On value assessments

The Great Budget Debate at the Progress Summit of course reflected a thorough clash in values. But there was one note of obvious agreement which makes the conservative position untenable once its implications are drawn out.

All four speakers spent plenty of time talking about the fact that some investments are worthwhile, and acknowledging that the role of government includes assessing which ones justify the use of public money. But Monte Solberg in particular neatly demonstrated how anti-government bias undermines any attempt to carry out that task.

Solberg spent plenty of time on the Cons' usual jurisdictional dodges, arguing at various points that the federal government should step aside in favour of provinces, individuals and businesses as alternate decision-makers. But the claim that the federal government should carry a strong bias toward that course of action is flawed in two key ways.
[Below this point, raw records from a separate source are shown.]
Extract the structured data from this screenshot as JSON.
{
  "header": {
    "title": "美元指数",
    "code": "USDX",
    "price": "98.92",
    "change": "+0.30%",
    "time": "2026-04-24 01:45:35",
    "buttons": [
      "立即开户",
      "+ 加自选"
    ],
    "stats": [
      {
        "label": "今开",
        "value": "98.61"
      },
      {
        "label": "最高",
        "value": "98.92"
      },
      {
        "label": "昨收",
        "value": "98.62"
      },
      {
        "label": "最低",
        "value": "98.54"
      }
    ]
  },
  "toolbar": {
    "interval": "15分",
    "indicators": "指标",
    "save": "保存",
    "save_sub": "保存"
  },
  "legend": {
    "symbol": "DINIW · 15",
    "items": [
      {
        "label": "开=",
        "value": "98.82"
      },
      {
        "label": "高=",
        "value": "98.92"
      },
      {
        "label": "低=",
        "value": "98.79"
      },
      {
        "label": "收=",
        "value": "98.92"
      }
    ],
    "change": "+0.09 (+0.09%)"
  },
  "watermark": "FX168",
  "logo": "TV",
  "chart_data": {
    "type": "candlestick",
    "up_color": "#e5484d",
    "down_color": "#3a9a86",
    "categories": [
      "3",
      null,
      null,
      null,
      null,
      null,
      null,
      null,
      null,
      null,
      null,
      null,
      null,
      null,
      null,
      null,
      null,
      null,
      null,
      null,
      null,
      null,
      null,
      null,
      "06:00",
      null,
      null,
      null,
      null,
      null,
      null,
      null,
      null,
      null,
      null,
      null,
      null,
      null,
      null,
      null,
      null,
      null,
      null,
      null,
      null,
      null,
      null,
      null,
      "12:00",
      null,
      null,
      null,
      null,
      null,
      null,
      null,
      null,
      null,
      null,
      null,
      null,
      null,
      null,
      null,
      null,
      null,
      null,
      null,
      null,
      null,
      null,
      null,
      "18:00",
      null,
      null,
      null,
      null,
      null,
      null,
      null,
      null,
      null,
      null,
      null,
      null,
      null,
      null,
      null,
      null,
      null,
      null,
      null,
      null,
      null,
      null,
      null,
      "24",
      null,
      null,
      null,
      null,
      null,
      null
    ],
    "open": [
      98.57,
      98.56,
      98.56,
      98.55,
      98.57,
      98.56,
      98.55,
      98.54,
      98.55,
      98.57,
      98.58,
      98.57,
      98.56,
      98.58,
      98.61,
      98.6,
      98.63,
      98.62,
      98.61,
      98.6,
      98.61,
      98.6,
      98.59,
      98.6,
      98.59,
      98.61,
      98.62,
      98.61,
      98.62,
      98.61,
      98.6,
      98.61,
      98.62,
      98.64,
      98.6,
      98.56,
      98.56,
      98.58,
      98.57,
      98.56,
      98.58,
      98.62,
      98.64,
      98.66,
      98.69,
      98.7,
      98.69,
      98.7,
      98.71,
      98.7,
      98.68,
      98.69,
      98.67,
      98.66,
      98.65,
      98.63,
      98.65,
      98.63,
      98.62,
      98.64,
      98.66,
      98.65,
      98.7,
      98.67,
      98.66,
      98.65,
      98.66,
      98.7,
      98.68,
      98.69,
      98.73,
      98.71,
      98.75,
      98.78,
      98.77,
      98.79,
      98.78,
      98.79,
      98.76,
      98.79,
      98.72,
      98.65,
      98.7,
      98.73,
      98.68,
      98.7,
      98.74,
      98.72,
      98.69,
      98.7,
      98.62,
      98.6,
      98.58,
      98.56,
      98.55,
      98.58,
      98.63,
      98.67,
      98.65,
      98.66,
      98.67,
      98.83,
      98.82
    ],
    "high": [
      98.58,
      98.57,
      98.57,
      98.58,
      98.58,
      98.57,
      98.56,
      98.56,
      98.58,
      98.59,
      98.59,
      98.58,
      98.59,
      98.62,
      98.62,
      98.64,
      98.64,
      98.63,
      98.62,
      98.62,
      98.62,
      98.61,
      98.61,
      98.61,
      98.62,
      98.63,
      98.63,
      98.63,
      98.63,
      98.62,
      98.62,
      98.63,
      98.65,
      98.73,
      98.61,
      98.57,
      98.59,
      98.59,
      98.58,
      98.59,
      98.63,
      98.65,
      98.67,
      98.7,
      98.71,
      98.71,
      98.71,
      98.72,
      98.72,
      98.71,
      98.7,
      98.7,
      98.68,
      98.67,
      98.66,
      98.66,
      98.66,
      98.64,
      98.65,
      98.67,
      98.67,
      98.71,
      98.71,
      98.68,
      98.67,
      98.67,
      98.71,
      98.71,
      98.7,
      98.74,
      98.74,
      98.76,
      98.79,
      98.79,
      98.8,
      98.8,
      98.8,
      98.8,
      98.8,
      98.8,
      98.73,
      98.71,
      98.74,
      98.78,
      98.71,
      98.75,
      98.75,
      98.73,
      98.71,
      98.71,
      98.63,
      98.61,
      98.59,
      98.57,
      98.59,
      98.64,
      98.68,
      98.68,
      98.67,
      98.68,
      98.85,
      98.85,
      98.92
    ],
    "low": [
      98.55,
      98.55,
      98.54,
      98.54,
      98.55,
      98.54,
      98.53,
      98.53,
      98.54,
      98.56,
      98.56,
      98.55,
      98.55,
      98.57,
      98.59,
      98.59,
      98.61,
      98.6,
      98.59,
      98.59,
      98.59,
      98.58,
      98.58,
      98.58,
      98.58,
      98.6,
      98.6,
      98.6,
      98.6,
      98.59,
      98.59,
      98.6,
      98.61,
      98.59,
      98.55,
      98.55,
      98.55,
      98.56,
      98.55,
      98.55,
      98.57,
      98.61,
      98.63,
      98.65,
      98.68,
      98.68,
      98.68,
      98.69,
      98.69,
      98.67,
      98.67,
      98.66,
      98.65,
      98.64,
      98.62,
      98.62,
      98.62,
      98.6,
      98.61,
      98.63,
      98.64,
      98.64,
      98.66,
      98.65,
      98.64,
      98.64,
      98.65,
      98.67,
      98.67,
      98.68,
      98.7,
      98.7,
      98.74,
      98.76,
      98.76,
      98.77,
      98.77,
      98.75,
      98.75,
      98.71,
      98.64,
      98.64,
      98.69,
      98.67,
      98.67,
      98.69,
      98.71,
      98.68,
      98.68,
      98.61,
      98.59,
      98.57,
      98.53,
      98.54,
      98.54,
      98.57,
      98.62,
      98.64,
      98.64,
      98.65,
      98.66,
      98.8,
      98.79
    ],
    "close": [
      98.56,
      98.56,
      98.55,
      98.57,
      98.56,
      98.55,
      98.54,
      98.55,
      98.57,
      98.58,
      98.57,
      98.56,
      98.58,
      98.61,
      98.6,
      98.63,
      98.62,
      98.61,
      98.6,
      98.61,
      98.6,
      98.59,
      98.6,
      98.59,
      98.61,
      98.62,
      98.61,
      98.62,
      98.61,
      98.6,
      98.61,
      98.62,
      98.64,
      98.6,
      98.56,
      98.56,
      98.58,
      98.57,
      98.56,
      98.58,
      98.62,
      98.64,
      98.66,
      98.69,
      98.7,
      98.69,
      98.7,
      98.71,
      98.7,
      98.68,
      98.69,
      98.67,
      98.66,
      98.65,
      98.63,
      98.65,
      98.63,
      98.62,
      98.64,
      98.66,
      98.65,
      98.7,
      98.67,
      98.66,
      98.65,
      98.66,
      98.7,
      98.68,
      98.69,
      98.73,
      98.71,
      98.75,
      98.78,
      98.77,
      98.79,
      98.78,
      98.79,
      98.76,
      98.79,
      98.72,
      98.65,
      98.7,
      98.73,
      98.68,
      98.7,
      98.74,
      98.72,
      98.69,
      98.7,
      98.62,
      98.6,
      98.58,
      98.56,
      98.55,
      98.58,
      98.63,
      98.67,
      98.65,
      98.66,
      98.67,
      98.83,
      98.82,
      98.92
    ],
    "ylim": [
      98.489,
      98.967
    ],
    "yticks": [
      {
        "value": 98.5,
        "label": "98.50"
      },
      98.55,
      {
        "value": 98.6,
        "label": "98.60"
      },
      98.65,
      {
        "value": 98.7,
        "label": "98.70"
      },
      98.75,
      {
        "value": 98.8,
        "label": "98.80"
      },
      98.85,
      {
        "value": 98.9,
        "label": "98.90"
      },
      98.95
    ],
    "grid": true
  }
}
There are plenty of areas where the federal government does in fact have direct jurisdiction: as long as one recognizes e.g. the importance of First Nations health and education (being some of the areas with the most obvious potential for investment to make a massive difference in outcomes) which have been grossly underfunded due solely to the choice of the federal government. And there's also the reality that economies of scale and collective planning can produce better outcomes than atomized and unfocused spending which provinces and municipalities are happy to facilitate.

That said, it's absolutely necessary to evaluate program effectiveness. But Solberg and Philip Cross both went far out of their way emphasizing their disdain for the civil service which needs to be able to carry out the cost/benefit analysis required to direct spending where it can best serve public purposes.

In sum, one can't plausibly claim to acknowledge the value of focused and efficient spending while rejecting the process needed to provide exactly that on specious ideological and jurisdictional grounds. And the right's failure to reconcile those principles - both in the Progress Summit debate and elsewhere - offers a compelling reason not to consider it credible when it comes to economic planning.